摘要：超声去噪对于减轻散斑引起的退化至关重要，从而提高图像质量并提高诊断可靠性。然而，由于散斑图案本质上编码纹理和精细的解剖细节，因此在保持结构保真度的同时有效抑制噪声仍然是一个重大挑战。在这项研究中，我们提出了一种用于超声去噪的先验引导分层实例像素对比学习模型，旨在通过在像素和实例级别上最大化噪声样本和干净样本之间的可分离性来促进噪声不变和结构感知的特征表示。具体来说，引入统计引导的像素级对比学习策略来增强噪声像素和干净像素之间的分布差异，从而提高局部结构一致性。同时，采用内存库来促进特征空间中的实例级对比学习，鼓励更忠实地近似底层数据分布的表示。此外，采用混合 Transformer-CNN 架构，将用于全局上下文建模的基于 Transformer 的编码器与针对细粒度解剖结构恢复优化的基于 CNN 的解码器耦合，从而实现对远程依赖性和局部纹理细节的互补利用。对两个公开可用的超声数据集的广泛评估表明，所提出的模型始终优于现有方法，证实了其有效性和优越性。

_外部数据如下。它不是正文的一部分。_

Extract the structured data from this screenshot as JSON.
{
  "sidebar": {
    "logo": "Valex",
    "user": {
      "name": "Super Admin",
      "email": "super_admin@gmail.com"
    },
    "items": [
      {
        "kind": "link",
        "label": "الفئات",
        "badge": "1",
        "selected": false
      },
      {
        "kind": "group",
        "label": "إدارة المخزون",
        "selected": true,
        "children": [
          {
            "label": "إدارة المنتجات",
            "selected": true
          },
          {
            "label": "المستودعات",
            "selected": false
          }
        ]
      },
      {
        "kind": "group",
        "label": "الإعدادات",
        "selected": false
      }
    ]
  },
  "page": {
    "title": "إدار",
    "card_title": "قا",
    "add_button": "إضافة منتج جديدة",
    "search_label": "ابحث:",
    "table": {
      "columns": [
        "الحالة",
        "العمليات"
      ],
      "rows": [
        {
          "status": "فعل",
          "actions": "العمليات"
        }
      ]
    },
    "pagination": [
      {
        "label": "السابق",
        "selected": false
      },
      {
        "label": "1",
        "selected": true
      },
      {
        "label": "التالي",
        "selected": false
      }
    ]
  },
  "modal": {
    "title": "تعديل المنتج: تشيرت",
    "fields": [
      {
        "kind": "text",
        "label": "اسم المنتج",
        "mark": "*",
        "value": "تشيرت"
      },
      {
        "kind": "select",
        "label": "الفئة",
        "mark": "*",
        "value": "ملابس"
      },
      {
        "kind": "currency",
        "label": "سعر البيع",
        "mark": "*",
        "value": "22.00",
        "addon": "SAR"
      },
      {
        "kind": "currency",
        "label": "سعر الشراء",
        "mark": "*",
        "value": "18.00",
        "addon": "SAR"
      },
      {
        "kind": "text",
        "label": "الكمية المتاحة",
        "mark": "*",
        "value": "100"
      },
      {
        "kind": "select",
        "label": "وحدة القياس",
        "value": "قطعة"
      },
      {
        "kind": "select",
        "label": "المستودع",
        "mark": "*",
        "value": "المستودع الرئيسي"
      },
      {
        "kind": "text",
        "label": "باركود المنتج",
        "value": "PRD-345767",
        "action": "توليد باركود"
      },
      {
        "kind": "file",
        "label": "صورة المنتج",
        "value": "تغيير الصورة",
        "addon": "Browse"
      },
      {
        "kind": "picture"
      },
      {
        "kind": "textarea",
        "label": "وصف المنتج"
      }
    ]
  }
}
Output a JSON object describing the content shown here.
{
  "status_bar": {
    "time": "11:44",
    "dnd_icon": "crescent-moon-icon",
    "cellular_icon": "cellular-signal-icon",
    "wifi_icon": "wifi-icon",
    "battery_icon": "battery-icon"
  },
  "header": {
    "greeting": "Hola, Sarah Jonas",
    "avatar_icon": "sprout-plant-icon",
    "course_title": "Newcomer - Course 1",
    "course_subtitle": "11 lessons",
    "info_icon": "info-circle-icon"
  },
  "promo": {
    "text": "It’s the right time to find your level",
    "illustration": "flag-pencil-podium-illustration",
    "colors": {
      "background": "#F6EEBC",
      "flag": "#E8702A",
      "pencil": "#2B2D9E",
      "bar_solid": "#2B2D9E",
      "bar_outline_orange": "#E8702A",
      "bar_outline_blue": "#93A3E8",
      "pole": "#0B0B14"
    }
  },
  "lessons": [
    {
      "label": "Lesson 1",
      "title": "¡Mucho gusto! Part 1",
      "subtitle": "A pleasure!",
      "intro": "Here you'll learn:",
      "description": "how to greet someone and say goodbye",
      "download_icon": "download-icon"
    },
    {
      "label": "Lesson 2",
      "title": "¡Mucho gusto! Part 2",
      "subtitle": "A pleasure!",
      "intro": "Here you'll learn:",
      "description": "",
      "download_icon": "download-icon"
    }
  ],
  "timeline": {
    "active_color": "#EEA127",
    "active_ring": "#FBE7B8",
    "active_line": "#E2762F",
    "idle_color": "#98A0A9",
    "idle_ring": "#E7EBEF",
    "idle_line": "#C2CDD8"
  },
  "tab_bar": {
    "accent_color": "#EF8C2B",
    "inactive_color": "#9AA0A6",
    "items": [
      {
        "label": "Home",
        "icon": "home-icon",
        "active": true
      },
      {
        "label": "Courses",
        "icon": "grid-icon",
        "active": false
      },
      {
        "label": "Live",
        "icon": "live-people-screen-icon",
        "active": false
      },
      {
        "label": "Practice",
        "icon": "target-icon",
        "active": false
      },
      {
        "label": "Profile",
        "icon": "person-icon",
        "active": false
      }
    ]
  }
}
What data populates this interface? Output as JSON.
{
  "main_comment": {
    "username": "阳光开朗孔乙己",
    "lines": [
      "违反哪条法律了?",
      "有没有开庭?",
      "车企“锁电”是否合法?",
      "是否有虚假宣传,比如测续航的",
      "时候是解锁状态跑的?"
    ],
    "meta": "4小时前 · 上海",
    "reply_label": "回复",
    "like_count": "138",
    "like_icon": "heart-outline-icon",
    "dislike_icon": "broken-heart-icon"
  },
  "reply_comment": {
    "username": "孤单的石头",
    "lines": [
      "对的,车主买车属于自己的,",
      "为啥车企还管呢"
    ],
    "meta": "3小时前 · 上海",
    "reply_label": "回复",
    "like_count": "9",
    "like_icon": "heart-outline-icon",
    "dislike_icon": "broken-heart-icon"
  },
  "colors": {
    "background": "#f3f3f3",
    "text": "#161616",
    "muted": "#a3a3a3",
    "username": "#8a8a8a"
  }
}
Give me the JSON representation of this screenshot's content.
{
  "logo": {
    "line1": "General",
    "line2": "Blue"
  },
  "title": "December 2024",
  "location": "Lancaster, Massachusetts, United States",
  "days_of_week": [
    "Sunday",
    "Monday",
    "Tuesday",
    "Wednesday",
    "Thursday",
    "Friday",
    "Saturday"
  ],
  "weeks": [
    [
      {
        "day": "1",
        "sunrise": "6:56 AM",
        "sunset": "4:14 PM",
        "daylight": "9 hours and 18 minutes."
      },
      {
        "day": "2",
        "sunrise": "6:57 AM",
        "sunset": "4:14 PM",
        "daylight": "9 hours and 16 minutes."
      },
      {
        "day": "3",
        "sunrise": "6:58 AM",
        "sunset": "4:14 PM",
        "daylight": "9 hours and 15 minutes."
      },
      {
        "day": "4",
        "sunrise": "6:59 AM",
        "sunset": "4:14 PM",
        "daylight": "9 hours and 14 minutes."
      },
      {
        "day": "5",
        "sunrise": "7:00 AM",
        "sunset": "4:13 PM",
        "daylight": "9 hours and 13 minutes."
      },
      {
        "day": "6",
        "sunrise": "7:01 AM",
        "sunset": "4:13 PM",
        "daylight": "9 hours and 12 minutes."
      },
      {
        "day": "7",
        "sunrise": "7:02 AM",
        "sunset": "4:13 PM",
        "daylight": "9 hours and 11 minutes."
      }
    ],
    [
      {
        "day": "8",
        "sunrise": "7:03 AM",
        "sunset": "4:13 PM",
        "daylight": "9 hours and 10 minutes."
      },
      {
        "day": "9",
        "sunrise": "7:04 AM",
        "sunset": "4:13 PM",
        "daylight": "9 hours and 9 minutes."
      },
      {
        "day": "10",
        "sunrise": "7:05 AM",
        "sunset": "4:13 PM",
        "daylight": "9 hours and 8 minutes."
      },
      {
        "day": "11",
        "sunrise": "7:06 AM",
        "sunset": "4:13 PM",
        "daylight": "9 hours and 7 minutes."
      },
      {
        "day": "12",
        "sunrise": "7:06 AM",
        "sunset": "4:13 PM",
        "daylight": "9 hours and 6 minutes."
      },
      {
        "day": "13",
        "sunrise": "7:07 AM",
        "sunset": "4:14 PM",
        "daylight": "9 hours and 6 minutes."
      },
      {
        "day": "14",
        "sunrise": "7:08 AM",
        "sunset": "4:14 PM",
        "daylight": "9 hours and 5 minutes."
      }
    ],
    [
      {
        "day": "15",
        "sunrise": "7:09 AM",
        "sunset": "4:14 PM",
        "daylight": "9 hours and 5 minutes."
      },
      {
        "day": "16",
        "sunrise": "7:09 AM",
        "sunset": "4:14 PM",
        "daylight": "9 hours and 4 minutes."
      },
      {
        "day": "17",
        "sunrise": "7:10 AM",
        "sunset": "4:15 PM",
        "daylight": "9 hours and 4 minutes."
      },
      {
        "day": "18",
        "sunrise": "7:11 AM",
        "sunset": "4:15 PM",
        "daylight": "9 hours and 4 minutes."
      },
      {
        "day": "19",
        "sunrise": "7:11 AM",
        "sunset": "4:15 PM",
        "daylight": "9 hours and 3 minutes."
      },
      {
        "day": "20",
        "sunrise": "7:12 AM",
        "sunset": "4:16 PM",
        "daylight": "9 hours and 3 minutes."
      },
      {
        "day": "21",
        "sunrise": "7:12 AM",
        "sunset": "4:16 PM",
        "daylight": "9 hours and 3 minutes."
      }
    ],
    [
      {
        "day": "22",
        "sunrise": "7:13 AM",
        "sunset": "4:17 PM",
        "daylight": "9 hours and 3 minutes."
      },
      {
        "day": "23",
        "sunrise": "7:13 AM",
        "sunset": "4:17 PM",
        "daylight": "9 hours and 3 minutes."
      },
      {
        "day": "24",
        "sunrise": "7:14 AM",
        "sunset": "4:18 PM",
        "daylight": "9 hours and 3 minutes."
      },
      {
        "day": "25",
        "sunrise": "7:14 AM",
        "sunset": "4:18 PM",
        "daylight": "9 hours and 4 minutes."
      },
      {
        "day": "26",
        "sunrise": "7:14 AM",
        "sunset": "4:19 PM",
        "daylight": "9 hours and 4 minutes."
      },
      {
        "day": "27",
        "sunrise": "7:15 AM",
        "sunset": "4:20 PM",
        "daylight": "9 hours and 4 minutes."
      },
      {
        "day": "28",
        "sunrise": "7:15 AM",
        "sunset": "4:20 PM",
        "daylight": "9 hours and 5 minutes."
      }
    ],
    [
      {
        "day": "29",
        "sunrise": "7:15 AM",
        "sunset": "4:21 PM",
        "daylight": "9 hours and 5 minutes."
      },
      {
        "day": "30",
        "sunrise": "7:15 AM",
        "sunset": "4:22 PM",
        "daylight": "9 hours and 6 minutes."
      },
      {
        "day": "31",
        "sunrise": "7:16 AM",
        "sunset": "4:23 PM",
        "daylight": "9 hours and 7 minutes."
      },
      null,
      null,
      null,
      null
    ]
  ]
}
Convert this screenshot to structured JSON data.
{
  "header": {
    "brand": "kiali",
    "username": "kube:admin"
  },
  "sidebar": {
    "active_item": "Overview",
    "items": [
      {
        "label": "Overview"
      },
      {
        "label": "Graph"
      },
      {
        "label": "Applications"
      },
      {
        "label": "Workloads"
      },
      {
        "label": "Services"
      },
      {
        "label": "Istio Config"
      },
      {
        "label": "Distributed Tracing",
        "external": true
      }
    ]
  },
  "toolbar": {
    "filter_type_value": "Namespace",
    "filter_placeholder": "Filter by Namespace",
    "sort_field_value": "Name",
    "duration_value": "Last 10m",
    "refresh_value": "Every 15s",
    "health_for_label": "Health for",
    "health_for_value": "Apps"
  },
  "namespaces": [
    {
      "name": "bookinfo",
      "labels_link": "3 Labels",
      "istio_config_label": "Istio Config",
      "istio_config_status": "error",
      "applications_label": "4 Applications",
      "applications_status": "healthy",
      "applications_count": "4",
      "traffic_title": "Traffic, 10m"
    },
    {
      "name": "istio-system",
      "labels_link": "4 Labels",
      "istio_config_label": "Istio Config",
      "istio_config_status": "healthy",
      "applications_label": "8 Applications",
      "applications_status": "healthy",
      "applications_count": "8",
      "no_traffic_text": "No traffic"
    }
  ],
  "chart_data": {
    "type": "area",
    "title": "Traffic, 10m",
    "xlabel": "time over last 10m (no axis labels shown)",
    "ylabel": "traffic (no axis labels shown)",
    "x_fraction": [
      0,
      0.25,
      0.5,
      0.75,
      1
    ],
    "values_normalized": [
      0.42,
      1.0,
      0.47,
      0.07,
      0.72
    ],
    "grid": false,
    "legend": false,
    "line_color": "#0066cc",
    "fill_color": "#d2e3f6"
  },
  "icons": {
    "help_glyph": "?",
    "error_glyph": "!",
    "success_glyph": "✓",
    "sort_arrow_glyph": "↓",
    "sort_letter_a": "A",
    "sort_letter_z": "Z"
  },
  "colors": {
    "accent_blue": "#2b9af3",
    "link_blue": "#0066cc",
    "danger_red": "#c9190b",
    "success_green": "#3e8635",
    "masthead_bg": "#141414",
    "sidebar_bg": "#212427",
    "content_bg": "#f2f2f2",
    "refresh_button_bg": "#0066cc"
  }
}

Title: High-Fidelity Causal Video Diffusion Models for Real-Time Ultra-Low-Bitrate Semantic Communication

Authors: Cem Eteke, Batuhan Tosun, Alexander Griessel, Wolfgang Kellerer, Eckehard Steinbach
Subjects: cs.CV
Abstract URL: https://arxiv.org/abs/2602.13837
Pdf URL: https://arxiv.org/pdf/2602.13837
Copy Paste: [[2602.13837]] High-Fidelity Causal Video Diffusion Models for Real-Time Ultra-Low-Bitrate Semantic Communication(https://arxiv.org/abs/2602.13837)
Keywords: restoration, generation, generative
Abstract: We introduce a video diffusion model for high-fidelity, causal, and real-time video generation under ultra-low-bitrate semantic communication constraints. Our approach utilizes lossy semantic video coding to transmit the semantic scene structure, complemented by a stream of highly compressed, low-resolution frames that provide sufficient texture information to preserve fidelity. Building on these inputs, we introduce a modular video diffusion model that contains Semantic Control, Restoration Adapter, and Temporal Adapter. We further introduce an efficient temporal distillation procedure that enables extension to real-time and causal synthesis, reducing trainable parameters by 300x and training time by 2x, while adhering to communication constraints. Evaluated across diverse datasets, the framework achieves strong perceptual quality, semantic fidelity, and temporal consistency at ultra-low bitrates (< 0.0003 bpp), outperforming classical, neural, and generative baselines in extensive quantitative, qualitative, and subjective evaluations.
摘要：我们引入了一种视频扩散模型，用于在超低比特率语义通信约束下生成高保真、因果和实时视频。我们的方法利用有损语义视频编码来传输语义场景结构，并辅以高度压缩的低分辨率帧流，提供足够的纹理信息以保持保真度。基于这些输入，我们引入了一个模块化视频扩散模型，其中包含语义控制、恢复适配器和时间适配器。我们进一步引入了一种有效的时间蒸馏程序，可以扩展到实时和因果合成，将可训练参数减少 300 倍，将训练时间减少 2 倍，同时遵守通信限制。经过不同数据集的评估，该框架在超低比特率 (< 0.0003 bpp) 下实现了强大的感知质量、语义保真度和时间一致性，在广泛的定量、定性和主观评估中优于经典、神经和生成基线。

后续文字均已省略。